Bill Russell is acting as a volunteer steward at Warwick races when he confronts his worst nightmare--the violent death of his much-loved wife. But, the aftermath proves much worse when he is accused of killing her and then hounded mercilessly by the media. Losing his job and in danger of losing his home too, Bill's life begins to unravel completely. Even his best friends turn against him, thinking him guilty of the heinous crime, despite the lack of any compelling evidence.
As Bill sets out to clear his name, he finds that proving one's innocence isn't easy. He believes he can track down the true culprit, but can he prove it before he becomes the murderer's next victim? Guilty Not Guilty is a journey of greed and jealousy set against the grief of personal tragedy, with many a twist and turn along the way.

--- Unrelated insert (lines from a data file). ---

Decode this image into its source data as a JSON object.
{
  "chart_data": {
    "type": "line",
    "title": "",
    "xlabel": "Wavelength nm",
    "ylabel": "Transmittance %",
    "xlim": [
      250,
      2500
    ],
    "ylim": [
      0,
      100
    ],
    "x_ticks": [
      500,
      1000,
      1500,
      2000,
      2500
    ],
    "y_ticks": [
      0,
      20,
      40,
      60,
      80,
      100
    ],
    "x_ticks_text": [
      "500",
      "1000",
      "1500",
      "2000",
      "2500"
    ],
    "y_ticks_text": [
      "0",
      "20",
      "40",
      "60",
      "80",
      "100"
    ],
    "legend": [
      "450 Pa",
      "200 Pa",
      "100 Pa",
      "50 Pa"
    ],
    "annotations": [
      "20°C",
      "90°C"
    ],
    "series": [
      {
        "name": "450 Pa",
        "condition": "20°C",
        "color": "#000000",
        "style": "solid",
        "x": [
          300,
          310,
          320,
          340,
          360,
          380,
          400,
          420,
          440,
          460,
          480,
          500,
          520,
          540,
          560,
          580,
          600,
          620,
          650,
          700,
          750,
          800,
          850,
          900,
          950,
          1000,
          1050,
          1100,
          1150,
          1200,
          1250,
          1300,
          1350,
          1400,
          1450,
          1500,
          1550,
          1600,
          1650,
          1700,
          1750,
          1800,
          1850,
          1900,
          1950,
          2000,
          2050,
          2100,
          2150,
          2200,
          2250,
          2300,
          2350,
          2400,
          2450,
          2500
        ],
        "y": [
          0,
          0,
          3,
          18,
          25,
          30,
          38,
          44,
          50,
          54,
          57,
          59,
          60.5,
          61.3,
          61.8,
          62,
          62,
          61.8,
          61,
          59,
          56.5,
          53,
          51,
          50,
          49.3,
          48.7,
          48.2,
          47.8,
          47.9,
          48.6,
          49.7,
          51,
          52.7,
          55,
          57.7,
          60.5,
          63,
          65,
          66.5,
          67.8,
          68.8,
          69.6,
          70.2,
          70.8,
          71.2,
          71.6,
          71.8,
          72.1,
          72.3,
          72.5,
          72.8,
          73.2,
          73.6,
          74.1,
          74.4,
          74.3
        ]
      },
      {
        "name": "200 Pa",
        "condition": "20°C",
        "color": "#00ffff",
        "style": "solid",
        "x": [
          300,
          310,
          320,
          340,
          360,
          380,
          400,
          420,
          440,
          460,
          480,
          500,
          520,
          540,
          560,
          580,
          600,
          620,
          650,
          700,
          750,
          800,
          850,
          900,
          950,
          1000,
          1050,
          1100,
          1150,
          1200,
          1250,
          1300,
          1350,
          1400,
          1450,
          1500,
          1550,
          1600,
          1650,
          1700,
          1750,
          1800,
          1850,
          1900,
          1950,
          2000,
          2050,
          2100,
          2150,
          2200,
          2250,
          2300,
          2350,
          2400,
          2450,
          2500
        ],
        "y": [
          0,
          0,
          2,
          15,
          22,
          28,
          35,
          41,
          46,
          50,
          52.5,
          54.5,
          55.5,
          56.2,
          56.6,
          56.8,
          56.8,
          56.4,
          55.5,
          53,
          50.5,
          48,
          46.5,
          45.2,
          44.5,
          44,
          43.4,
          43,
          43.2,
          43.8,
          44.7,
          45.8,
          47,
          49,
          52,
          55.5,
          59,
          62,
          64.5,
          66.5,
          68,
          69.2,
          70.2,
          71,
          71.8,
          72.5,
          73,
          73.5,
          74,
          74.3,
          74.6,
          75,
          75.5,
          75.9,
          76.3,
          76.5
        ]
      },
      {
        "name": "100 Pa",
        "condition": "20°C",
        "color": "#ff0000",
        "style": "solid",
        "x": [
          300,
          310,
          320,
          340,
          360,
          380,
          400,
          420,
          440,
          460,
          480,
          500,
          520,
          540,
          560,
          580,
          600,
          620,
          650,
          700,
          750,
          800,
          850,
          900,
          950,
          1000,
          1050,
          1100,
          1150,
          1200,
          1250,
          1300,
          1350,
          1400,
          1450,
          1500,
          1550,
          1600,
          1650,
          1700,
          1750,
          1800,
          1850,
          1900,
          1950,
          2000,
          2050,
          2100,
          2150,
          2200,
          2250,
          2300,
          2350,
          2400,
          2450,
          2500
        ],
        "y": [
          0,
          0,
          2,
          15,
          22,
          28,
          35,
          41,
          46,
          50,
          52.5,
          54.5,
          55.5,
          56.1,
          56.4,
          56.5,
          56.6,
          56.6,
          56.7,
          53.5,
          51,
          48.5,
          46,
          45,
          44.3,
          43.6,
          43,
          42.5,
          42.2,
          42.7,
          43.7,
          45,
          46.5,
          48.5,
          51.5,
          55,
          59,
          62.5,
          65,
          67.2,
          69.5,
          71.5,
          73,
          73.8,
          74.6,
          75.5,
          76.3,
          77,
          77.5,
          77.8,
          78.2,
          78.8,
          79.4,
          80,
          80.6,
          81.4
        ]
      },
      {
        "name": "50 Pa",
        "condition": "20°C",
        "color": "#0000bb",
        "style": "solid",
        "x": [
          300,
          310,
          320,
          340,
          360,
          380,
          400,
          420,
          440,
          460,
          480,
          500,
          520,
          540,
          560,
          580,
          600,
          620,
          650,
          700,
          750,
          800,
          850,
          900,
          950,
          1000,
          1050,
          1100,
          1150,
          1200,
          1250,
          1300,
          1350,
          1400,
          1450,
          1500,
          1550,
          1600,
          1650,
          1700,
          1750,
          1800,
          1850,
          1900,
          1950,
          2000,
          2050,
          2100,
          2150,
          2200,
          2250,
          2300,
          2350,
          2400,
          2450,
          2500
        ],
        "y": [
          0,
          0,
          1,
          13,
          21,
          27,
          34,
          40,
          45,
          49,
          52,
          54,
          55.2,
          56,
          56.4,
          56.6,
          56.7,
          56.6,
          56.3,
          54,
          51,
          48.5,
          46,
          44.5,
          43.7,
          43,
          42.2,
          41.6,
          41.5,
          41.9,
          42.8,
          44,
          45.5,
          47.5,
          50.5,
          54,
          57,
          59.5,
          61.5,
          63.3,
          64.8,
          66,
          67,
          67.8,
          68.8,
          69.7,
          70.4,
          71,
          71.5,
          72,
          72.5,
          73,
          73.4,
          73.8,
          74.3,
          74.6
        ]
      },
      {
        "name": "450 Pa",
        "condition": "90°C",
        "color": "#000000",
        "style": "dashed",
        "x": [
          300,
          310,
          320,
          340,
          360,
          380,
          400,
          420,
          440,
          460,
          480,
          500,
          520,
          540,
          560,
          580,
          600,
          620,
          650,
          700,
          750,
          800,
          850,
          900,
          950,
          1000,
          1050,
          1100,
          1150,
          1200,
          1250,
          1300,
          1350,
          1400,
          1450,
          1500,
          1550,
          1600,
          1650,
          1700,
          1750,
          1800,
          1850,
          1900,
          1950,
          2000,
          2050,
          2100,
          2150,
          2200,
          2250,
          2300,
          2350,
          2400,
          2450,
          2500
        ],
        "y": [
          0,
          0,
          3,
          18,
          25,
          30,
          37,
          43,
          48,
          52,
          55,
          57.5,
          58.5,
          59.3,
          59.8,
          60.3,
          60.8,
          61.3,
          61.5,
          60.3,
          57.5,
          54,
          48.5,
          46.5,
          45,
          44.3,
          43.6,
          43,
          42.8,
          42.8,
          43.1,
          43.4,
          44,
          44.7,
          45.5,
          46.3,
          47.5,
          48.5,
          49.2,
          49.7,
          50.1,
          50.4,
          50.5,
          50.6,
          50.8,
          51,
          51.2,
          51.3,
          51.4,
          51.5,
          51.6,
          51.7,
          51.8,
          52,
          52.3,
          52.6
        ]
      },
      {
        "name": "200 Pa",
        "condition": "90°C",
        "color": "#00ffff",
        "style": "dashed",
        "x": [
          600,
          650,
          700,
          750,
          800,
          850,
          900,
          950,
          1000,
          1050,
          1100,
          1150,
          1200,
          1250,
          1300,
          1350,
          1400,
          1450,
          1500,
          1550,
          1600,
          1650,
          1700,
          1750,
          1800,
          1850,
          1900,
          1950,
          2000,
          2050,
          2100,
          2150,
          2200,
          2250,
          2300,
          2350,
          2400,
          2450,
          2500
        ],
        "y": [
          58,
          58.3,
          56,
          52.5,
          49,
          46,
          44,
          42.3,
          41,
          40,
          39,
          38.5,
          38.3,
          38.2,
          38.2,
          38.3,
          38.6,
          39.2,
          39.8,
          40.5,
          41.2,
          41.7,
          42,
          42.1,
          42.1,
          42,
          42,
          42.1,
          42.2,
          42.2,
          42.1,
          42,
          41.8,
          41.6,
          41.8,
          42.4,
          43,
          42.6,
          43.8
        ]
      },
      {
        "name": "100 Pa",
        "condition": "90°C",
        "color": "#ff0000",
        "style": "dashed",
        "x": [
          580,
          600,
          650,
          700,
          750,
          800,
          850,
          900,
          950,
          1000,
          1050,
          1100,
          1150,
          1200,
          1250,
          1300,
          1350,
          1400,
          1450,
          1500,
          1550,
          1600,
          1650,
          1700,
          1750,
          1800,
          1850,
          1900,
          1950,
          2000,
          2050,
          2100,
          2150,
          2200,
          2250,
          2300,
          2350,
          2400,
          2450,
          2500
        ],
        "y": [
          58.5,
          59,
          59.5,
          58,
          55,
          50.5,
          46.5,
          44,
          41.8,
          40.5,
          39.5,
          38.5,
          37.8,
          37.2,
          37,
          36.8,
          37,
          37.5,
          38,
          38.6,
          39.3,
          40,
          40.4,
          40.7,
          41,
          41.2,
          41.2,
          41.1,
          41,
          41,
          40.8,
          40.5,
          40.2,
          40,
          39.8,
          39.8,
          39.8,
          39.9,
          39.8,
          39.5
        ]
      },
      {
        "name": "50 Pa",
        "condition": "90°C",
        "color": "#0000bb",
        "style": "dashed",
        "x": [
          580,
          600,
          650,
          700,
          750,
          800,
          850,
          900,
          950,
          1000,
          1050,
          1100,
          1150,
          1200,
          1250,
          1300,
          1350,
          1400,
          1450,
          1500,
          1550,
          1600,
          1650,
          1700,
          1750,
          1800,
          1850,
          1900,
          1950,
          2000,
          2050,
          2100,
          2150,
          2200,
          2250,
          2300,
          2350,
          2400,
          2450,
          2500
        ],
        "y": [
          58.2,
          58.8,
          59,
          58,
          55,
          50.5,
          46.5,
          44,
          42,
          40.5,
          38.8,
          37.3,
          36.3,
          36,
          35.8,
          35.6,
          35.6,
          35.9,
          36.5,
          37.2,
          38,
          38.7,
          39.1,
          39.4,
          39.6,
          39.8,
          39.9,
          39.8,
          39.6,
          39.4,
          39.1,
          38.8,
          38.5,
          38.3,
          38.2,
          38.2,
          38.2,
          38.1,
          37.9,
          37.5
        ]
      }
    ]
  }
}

Bestseller Francis's plodding fifth solo addition to his father's horse-racing series (after 2018's Crisis) has only a tangential connection to the turf. The Hon. William Gordon-Russell, a self-employed actuary who prefers to be called plain old Bill Russell, is preparing for his duties as a racetrack steward when he receives some devastating news: his beloved wife, Amelia, has been discovered strangled in their Oxfordshire home. Bill's brother-in-law, Joe Bradbury, accuses Bill of the crime, and the police make him their prime suspect on the theory that he killed Amelia to collect on her life insurance. Bill, in turn, believes that Joe, who found the body and who'd sent Amelia threatening and harassing emails, is the murderer. After Bill is brought in for questioning, he becomes a pariah and sets out to prove his innocence and Joe's guilt. Suspension of disbelief is lessened by such details as Bill believing, inaccurately, that leading questions are impermissible on cross-examination. The twist ending will surprise few mystery fans. That Francis has done much better work in the past suggests that a return to form is possible.